J’ai dit « Dieu » fait ceci et cela et j’aurais pu dire « Jésus », « le Christ ». Un homme nous a précédés sur tous ces chemins, ceux, ordinaires de la naissance, de la souffrance et de la mort, ceux extraordinaires de la résurrection, de l’ascension, et nous vivons de son Esprit, l’Esprit qu’il a répandu sur le monde. Voilà : avec la Pentecôte, la boucle est bouclée, c’est dit : tout cela, c’était POUR NOUS, rien que pour nous ! Le monde est à nous, et nous sommes au Christ et le Christ est à Dieu !
Inutile que Jésus ressuscite si je ne suis pas ressuscité avec lui, et —vous l’avez entendu pendant ce temps pascal, NOTRE résurrection est proclamée au présent, c’est déjà commencé !

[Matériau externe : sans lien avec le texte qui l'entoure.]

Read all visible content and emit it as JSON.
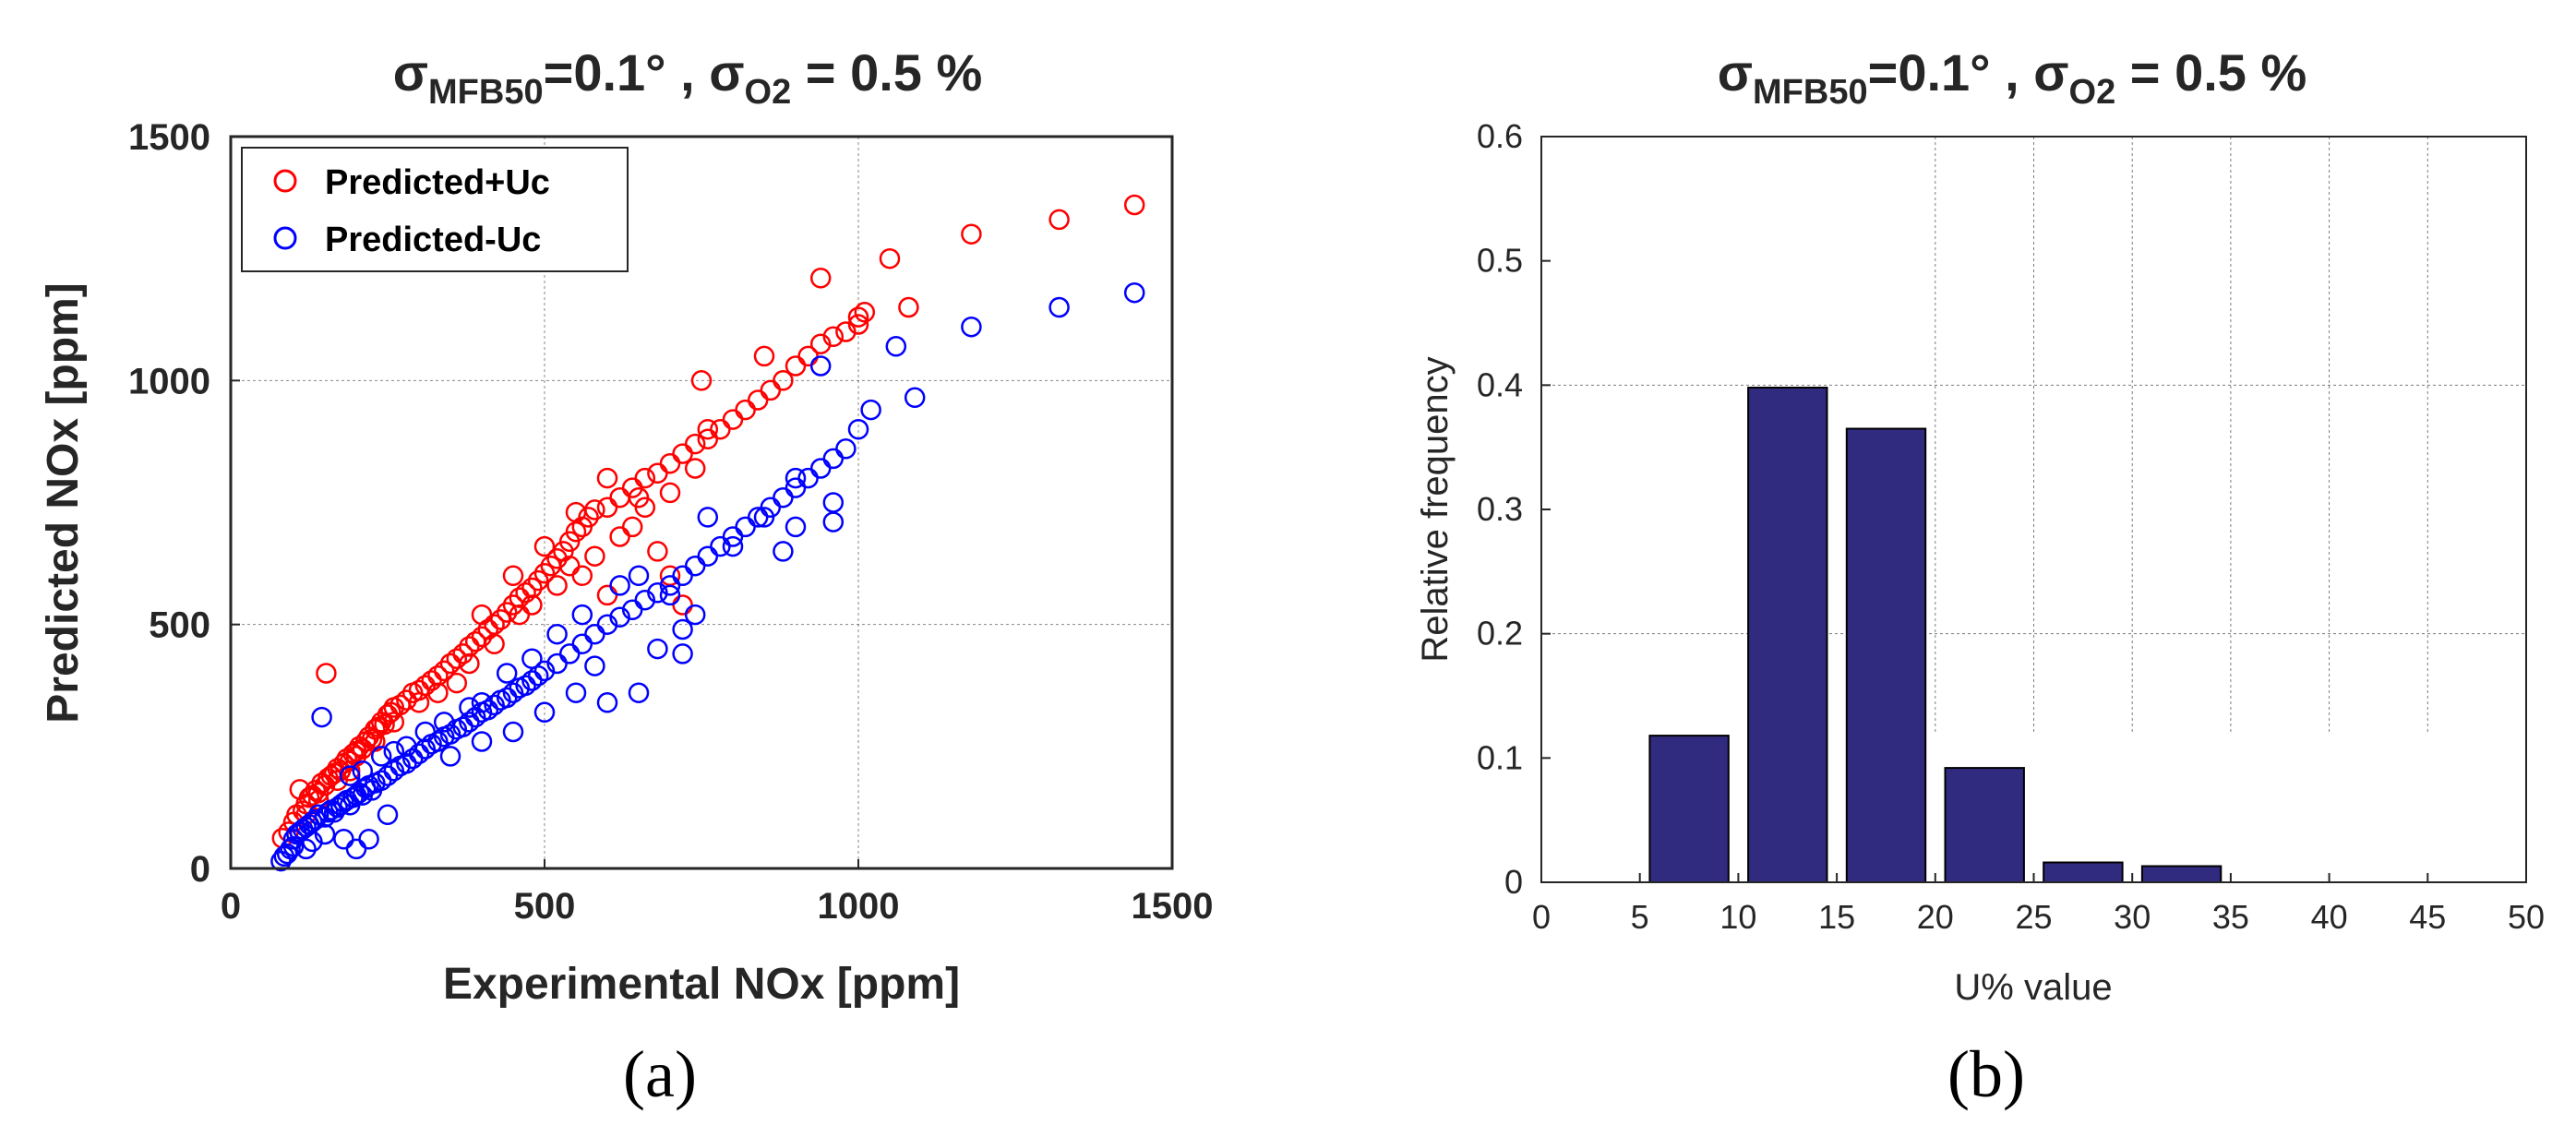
{
  "colors": {
    "red": "#ff0000",
    "blue": "#0000ff",
    "bar": "#312b7f",
    "axis": "#262626"
  },
  "chart_data": [
    {
      "type": "scatter",
      "panel": "(a)",
      "title": {
        "sigma1": "σ",
        "sub1": "MFB50",
        "mid": "=0.1° , σ",
        "sub2": "O2",
        "end": " = 0.5 %"
      },
      "xlabel": "Experimental NOx [ppm]",
      "ylabel": "Predicted NOx [ppm]",
      "xlim": [
        0,
        1500
      ],
      "ylim": [
        0,
        1500
      ],
      "xticks": [
        0,
        500,
        1000,
        1500
      ],
      "yticks": [
        0,
        500,
        1000,
        1500
      ],
      "legend": {
        "position": "top-left",
        "entries": [
          "Predicted+Uc",
          "Predicted-Uc"
        ]
      },
      "series": [
        {
          "name": "Predicted+Uc",
          "color": "red",
          "points": [
            [
              82,
              62
            ],
            [
              92,
              75
            ],
            [
              100,
              95
            ],
            [
              105,
              110
            ],
            [
              110,
              162
            ],
            [
              115,
              118
            ],
            [
              120,
              132
            ],
            [
              125,
              145
            ],
            [
              130,
              150
            ],
            [
              135,
              160
            ],
            [
              140,
              155
            ],
            [
              145,
              175
            ],
            [
              150,
              170
            ],
            [
              152,
              400
            ],
            [
              155,
              185
            ],
            [
              160,
              190
            ],
            [
              165,
              195
            ],
            [
              170,
              205
            ],
            [
              175,
              200
            ],
            [
              180,
              215
            ],
            [
              185,
              225
            ],
            [
              190,
              220
            ],
            [
              195,
              235
            ],
            [
              200,
              240
            ],
            [
              205,
              250
            ],
            [
              210,
              245
            ],
            [
              215,
              260
            ],
            [
              220,
              270
            ],
            [
              225,
              265
            ],
            [
              230,
              285
            ],
            [
              235,
              290
            ],
            [
              240,
              300
            ],
            [
              245,
              295
            ],
            [
              250,
              315
            ],
            [
              255,
              320
            ],
            [
              260,
              330
            ],
            [
              270,
              335
            ],
            [
              280,
              345
            ],
            [
              290,
              360
            ],
            [
              300,
              365
            ],
            [
              310,
              375
            ],
            [
              320,
              385
            ],
            [
              330,
              395
            ],
            [
              340,
              405
            ],
            [
              350,
              420
            ],
            [
              360,
              430
            ],
            [
              370,
              440
            ],
            [
              380,
              455
            ],
            [
              390,
              465
            ],
            [
              400,
              475
            ],
            [
              410,
              490
            ],
            [
              420,
              500
            ],
            [
              430,
              510
            ],
            [
              440,
              525
            ],
            [
              450,
              540
            ],
            [
              460,
              555
            ],
            [
              470,
              565
            ],
            [
              480,
              575
            ],
            [
              490,
              590
            ],
            [
              500,
              605
            ],
            [
              510,
              620
            ],
            [
              520,
              635
            ],
            [
              530,
              650
            ],
            [
              540,
              670
            ],
            [
              550,
              690
            ],
            [
              560,
              700
            ],
            [
              570,
              720
            ],
            [
              580,
              735
            ],
            [
              600,
              740
            ],
            [
              620,
              760
            ],
            [
              640,
              780
            ],
            [
              660,
              800
            ],
            [
              680,
              810
            ],
            [
              700,
              830
            ],
            [
              720,
              850
            ],
            [
              740,
              870
            ],
            [
              760,
              880
            ],
            [
              780,
              900
            ],
            [
              800,
              920
            ],
            [
              820,
              940
            ],
            [
              840,
              960
            ],
            [
              860,
              980
            ],
            [
              880,
              1000
            ],
            [
              900,
              1030
            ],
            [
              920,
              1050
            ],
            [
              940,
              1075
            ],
            [
              960,
              1090
            ],
            [
              980,
              1100
            ],
            [
              1000,
              1115
            ],
            [
              1010,
              1140
            ],
            [
              1050,
              1250
            ],
            [
              1080,
              1150
            ],
            [
              1180,
              1300
            ],
            [
              1320,
              1330
            ],
            [
              1440,
              1360
            ],
            [
              400,
              520
            ],
            [
              450,
              600
            ],
            [
              500,
              660
            ],
            [
              550,
              730
            ],
            [
              600,
              800
            ],
            [
              650,
              760
            ],
            [
              700,
              770
            ],
            [
              720,
              540
            ],
            [
              750,
              1000
            ],
            [
              850,
              1050
            ],
            [
              940,
              1210
            ],
            [
              1000,
              1130
            ],
            [
              380,
              420
            ],
            [
              420,
              460
            ],
            [
              460,
              520
            ],
            [
              520,
              580
            ],
            [
              580,
              640
            ],
            [
              640,
              700
            ],
            [
              260,
              300
            ],
            [
              300,
              340
            ],
            [
              330,
              360
            ],
            [
              360,
              380
            ],
            [
              200,
              230
            ],
            [
              230,
              260
            ],
            [
              170,
              180
            ],
            [
              190,
              200
            ],
            [
              140,
              140
            ],
            [
              120,
              110
            ],
            [
              700,
              600
            ],
            [
              680,
              650
            ],
            [
              740,
              820
            ],
            [
              760,
              900
            ],
            [
              620,
              680
            ],
            [
              660,
              740
            ],
            [
              600,
              560
            ],
            [
              560,
              600
            ],
            [
              540,
              620
            ],
            [
              480,
              540
            ]
          ]
        },
        {
          "name": "Predicted-Uc",
          "color": "blue",
          "points": [
            [
              80,
              15
            ],
            [
              85,
              25
            ],
            [
              90,
              30
            ],
            [
              95,
              40
            ],
            [
              100,
              60
            ],
            [
              105,
              70
            ],
            [
              110,
              75
            ],
            [
              115,
              80
            ],
            [
              120,
              85
            ],
            [
              125,
              90
            ],
            [
              130,
              95
            ],
            [
              135,
              100
            ],
            [
              140,
              110
            ],
            [
              145,
              310
            ],
            [
              150,
              105
            ],
            [
              155,
              115
            ],
            [
              160,
              120
            ],
            [
              165,
              115
            ],
            [
              170,
              125
            ],
            [
              175,
              130
            ],
            [
              180,
              135
            ],
            [
              185,
              140
            ],
            [
              190,
              130
            ],
            [
              195,
              145
            ],
            [
              200,
              150
            ],
            [
              205,
              155
            ],
            [
              210,
              150
            ],
            [
              215,
              165
            ],
            [
              220,
              170
            ],
            [
              225,
              160
            ],
            [
              230,
              175
            ],
            [
              240,
              180
            ],
            [
              250,
              190
            ],
            [
              260,
              200
            ],
            [
              270,
              210
            ],
            [
              280,
              215
            ],
            [
              290,
              225
            ],
            [
              300,
              235
            ],
            [
              310,
              245
            ],
            [
              320,
              255
            ],
            [
              330,
              260
            ],
            [
              340,
              270
            ],
            [
              350,
              275
            ],
            [
              360,
              285
            ],
            [
              370,
              290
            ],
            [
              380,
              300
            ],
            [
              390,
              310
            ],
            [
              400,
              320
            ],
            [
              410,
              325
            ],
            [
              420,
              335
            ],
            [
              430,
              345
            ],
            [
              440,
              350
            ],
            [
              450,
              360
            ],
            [
              460,
              370
            ],
            [
              470,
              375
            ],
            [
              480,
              385
            ],
            [
              490,
              395
            ],
            [
              500,
              405
            ],
            [
              520,
              420
            ],
            [
              540,
              440
            ],
            [
              560,
              460
            ],
            [
              580,
              480
            ],
            [
              600,
              500
            ],
            [
              620,
              515
            ],
            [
              640,
              530
            ],
            [
              660,
              550
            ],
            [
              680,
              565
            ],
            [
              700,
              580
            ],
            [
              720,
              600
            ],
            [
              740,
              620
            ],
            [
              760,
              640
            ],
            [
              780,
              660
            ],
            [
              800,
              680
            ],
            [
              820,
              700
            ],
            [
              840,
              720
            ],
            [
              860,
              740
            ],
            [
              880,
              760
            ],
            [
              900,
              780
            ],
            [
              920,
              800
            ],
            [
              940,
              820
            ],
            [
              960,
              840
            ],
            [
              980,
              860
            ],
            [
              1000,
              900
            ],
            [
              1020,
              940
            ],
            [
              1060,
              1070
            ],
            [
              1090,
              965
            ],
            [
              1180,
              1110
            ],
            [
              1320,
              1150
            ],
            [
              1440,
              1180
            ],
            [
              100,
              45
            ],
            [
              150,
              70
            ],
            [
              200,
              40
            ],
            [
              220,
              60
            ],
            [
              250,
              110
            ],
            [
              180,
              60
            ],
            [
              130,
              55
            ],
            [
              120,
              40
            ],
            [
              350,
              230
            ],
            [
              400,
              260
            ],
            [
              450,
              280
            ],
            [
              500,
              320
            ],
            [
              550,
              360
            ],
            [
              580,
              415
            ],
            [
              600,
              340
            ],
            [
              650,
              360
            ],
            [
              680,
              450
            ],
            [
              720,
              440
            ],
            [
              720,
              490
            ],
            [
              760,
              720
            ],
            [
              850,
              720
            ],
            [
              900,
              700
            ],
            [
              960,
              710
            ],
            [
              940,
              1030
            ],
            [
              960,
              750
            ],
            [
              900,
              800
            ],
            [
              880,
              650
            ],
            [
              800,
              660
            ],
            [
              740,
              520
            ],
            [
              700,
              560
            ],
            [
              650,
              600
            ],
            [
              620,
              580
            ],
            [
              560,
              520
            ],
            [
              520,
              480
            ],
            [
              480,
              430
            ],
            [
              440,
              400
            ],
            [
              400,
              340
            ],
            [
              380,
              330
            ],
            [
              340,
              300
            ],
            [
              310,
              280
            ],
            [
              280,
              250
            ],
            [
              260,
              240
            ],
            [
              240,
              230
            ],
            [
              210,
              200
            ],
            [
              190,
              190
            ]
          ]
        }
      ]
    },
    {
      "type": "bar",
      "panel": "(b)",
      "title": {
        "sigma1": "σ",
        "sub1": "MFB50",
        "mid": "=0.1° , σ",
        "sub2": "O2",
        "end": " = 0.5 %"
      },
      "xlabel": "U% value",
      "ylabel": "Relative frequency",
      "xlim": [
        0,
        50
      ],
      "ylim": [
        0,
        0.6
      ],
      "xticks": [
        0,
        5,
        10,
        15,
        20,
        25,
        30,
        35,
        40,
        45,
        50
      ],
      "yticks": [
        0,
        0.1,
        0.2,
        0.3,
        0.4,
        0.5,
        0.6
      ],
      "bin_width": 5,
      "bins": [
        {
          "center": 7.5,
          "value": 0.118
        },
        {
          "center": 12.5,
          "value": 0.398
        },
        {
          "center": 17.5,
          "value": 0.365
        },
        {
          "center": 22.5,
          "value": 0.092
        },
        {
          "center": 27.5,
          "value": 0.016
        },
        {
          "center": 32.5,
          "value": 0.013
        }
      ]
    }
  ]
}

Inutile que Jésus s’élève dans le ciel, si je reste un rat ou un lézard rampant sur la terre.
Spirituellement, il nous est proposé de vivre une ascension, un décollage, de prendre de la hauteur au quotidien par rapport aux rats et aux lézards que parfois nous voudrions rester, confortablement.
Alors on peut ironiser sur la « vie spirituelle », mais c’est justement parce que nous avons une vie spirituelle que nous pouvons décoller, nous détacher du niveau zéro.
La vie spirituelle, la vie intérieure, au début, c’est un grand brouhaha, un vrai capharnaüm, mais je n’y suis pas seul, jamais seul. La vie spirituelle, c’est une vie-avec, c’est spécifiquement la vie avec le Christ, avec Celui qui a promis : « Je suis avec vous tous les jours jusqu’à la fin du monde ». Le B.A-ba du catéchisme du chrétien est cette vie avec Jésus que nous raconte l’évangile. On ne peut pas lire l’évangile sans entendre Jésus nous dire : « Je suis avec vous », « Je demeure en vous », « me voici, c’est moi, n’ayez pas peur, dès que tu m’appelleras, je te dirai : « me voici ! ».
Dans cet « avec » commence la vie spirituelle… et elle s’achève aussi dans cet « avec », pour notre bonheur éternel !
Frères et sœurs, quand on est petit, on a peur de décoller, on a peur de monter, même aux manèges, mais papa ou maman ou mon grand frère me tient la main, et j’y vais. Dans la vie spirituelle, Jésus nous tient la main, du début à la fin. C’est lui qui nous souffle au quotidien, dans les situations les plus banales : « allez, redresse-toi… élève un peu le débat… ne fais pas le rat… prends de la hauteur… pas de lézard ! » L’ascension n’a pas lieu seulement dans les nuages et dans les planètes, elle a lieu par excellence sur la croix, sans gloire apparente, et pourtant là, très sûrement avec Jésus.
Alors reconnaissons mieux et vivons mieux les minuscules ascensions qui nous sont proposées chaque jour, et laissons-nous ainsi attirer par le Christ. Amen.